Problem w duchu J. Orwell
Tym razem obiad kosztował nas 1 rubel i pensa. A potem doktorant Żarkow zaproponował mi zabawny zakład: spróbuj codziennie jeść więcej niż 1, 10 rubli. (jeśli bez jagód!), a kto „przewyższa” kogo, karmi przegranego deserem z orzechami w kawiarni nad brzegiem Wołgi. Były pyszne desery i oboje bardzo nam się podobało. A widok jest piękny! Zaczęliśmy brać dwie sałatki, śledź z cebulką… kotlet… i tak dalej… wszystko z mięsa, a mimo to podczas naszego pobytu tam nikt nie przekroczył tej ilości.

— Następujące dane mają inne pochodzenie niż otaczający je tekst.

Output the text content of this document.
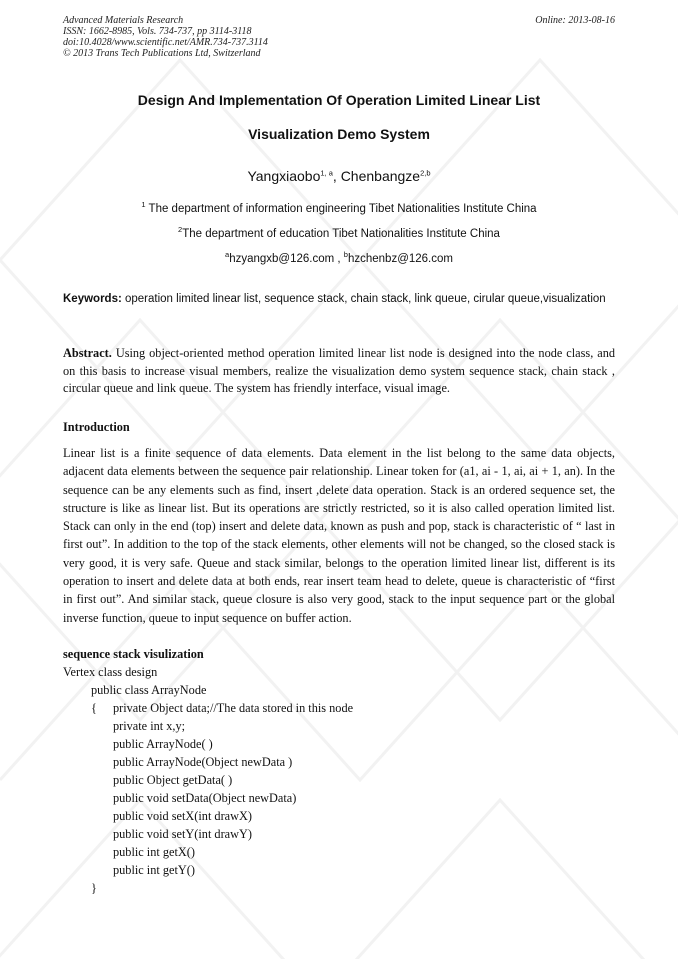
Advanced Materials Research
ISSN: 1662-8985, Vols. 734-737, pp 3114-3118
doi:10.4028/www.scientific.net/AMR.734-737.3114
© 2013 Trans Tech Publications Ltd, Switzerland
Online: 2013-08-16
Design And Implementation Of Operation Limited Linear List
Visualization Demo System
Yangxiaobo$^{1, a}$, Chenbangze$^{2,b}$
$^1$ The department of information engineering Tibet Nationalities Institute China
$^2$The department of education Tibet Nationalities Institute China
$^a$hzyangxb@126.com , $^b$hzchenbz@126.com
Keywords: operation limited linear list, sequence stack, chain stack, link queue, cirular queue,visualization
Abstract. Using object-oriented method operation limited linear list node is designed into the node class, and on this basis to increase visual members, realize the visualization demo system sequence stack, chain stack , circular queue and link queue. The system has friendly interface, visual image.
Introduction
Linear list is a finite sequence of data elements. Data element in the list belong to the same data objects, adjacent data elements between the sequence pair relationship. Linear token for (a1, ai - 1, ai, ai + 1, an). In the sequence can be any elements such as find, insert ,delete data operation. Stack is an ordered sequence set, the structure is like as linear list. But its operations are strictly restricted, so it is also called operation limited list. Stack can only in the end (top) insert and delete data, known as push and pop, stack is characteristic of “ last in first out”. In addition to the top of the stack elements, other elements will not be changed, so the closed stack is very good, it is very safe. Queue and stack similar, belongs to the operation limited linear list, different is its operation to insert and delete data at both ends, rear insert team head to delete, queue is characteristic of “first in first out”. And similar stack, queue closure is also very good, stack to the input sequence part or the global inverse function, queue to input sequence on buffer action.
sequence stack visulization
Vertex class design
public class ArrayNode
{ private Object data;//The data stored in this node
private int x,y;
public ArrayNode( )
public ArrayNode(Object newData )
public Object getData( )
public void setData(Object newData)
public void setX(int drawX)
public void setY(int drawY)
public int getX()
public int getY()
}
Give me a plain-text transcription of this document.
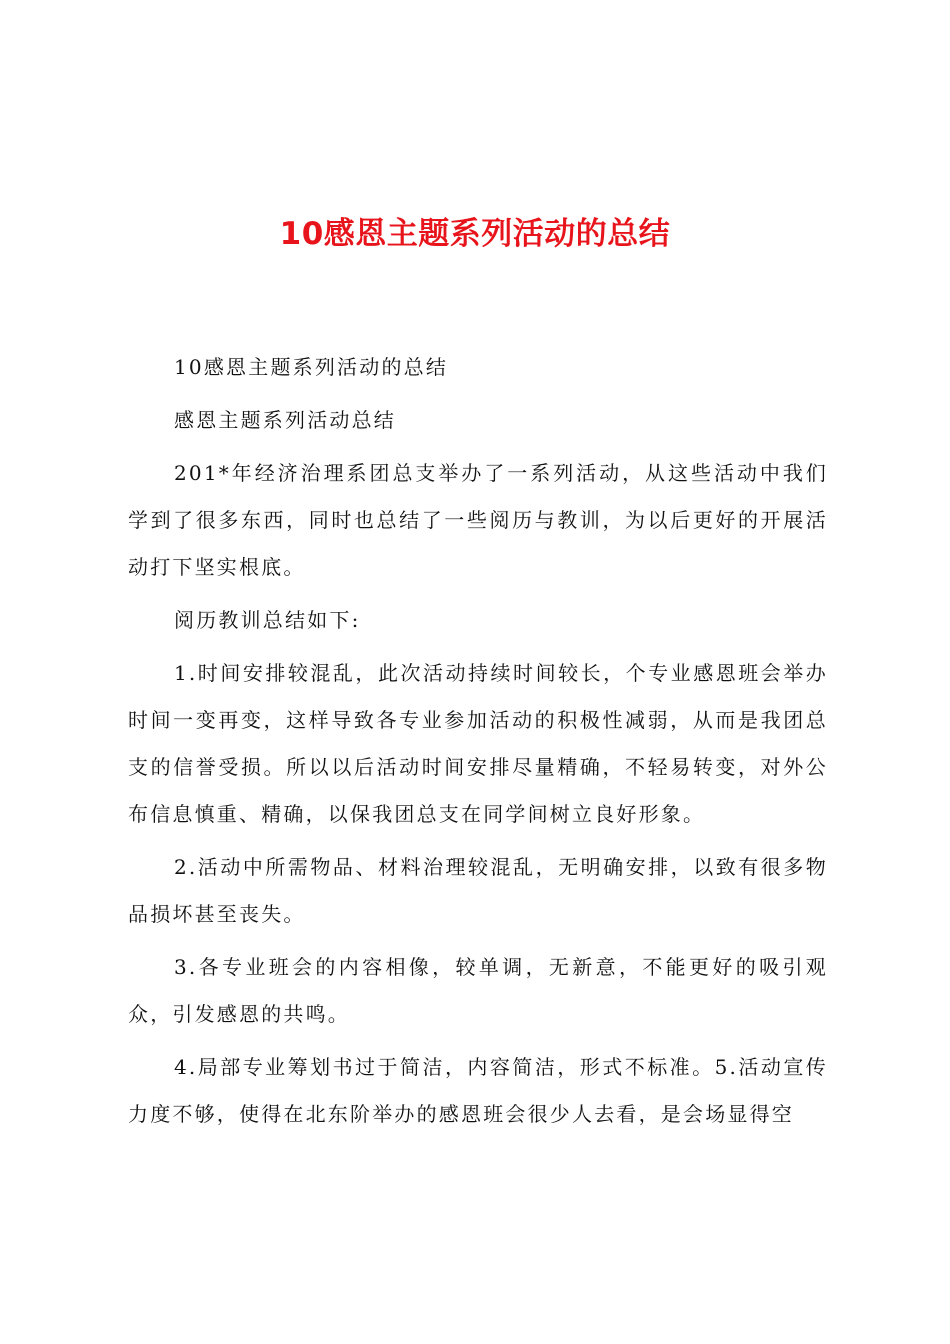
10感恩主题系列活动的总结

10感恩主题系列活动的总结

感恩主题系列活动总结

201*年经济治理系团总支举办了一系列活动，从这些活动中我们学到了很多东西，同时也总结了一些阅历与教训，为以后更好的开展活动打下坚实根底。

阅历教训总结如下:

1.时间安排较混乱，此次活动持续时间较长，个专业感恩班会举办时间一变再变，这样导致各专业参加活动的积极性减弱，从而是我团总支的信誉受损。所以以后活动时间安排尽量精确，不轻易转变，对外公布信息慎重、精确，以保我团总支在同学间树立良好形象。

2.活动中所需物品、材料治理较混乱，无明确安排，以致有很多物品损坏甚至丧失。

3.各专业班会的内容相像，较单调，无新意，不能更好的吸引观众，引发感恩的共鸣。

4.局部专业筹划书过于简洁，内容简洁，形式不标准。5.活动宣传力度不够，使得在北东阶举办的感恩班会很少人去看，是会场显得空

I dopiero później, po podniesieniu dokumentów z 1928 r., dowiedzieliśmy się, że ceny w stołówkach komitetu obwodowego zostały zamrożone na tym poziomie i przy wszystkich reformach pozostały na tym poziomie! To znaczy, wszystko było podobne do późniejszego George'a Orwella: „Wszystkie zwierzęta są równe. Ale niektóre są bardziej równe niż inne”.
Minął więc drugi rok, a pod koniec tego roku była już gotowa druga wersja pracy. Szef kuchni przeczytał to i powiedział: „Zrobiłeś wszystko dobrze! Ale… czy widzisz, jak to wszystko potoczyło się? Więc idź i pisz wszystko tak, jak jest, tylko bez nadużyć na rynku przeciwko CPSU. W końcu zaczęła od siebie pierestrojkę!” Powiedziałem „tak” i… po raz trzeci poszedłem przepisać pracę!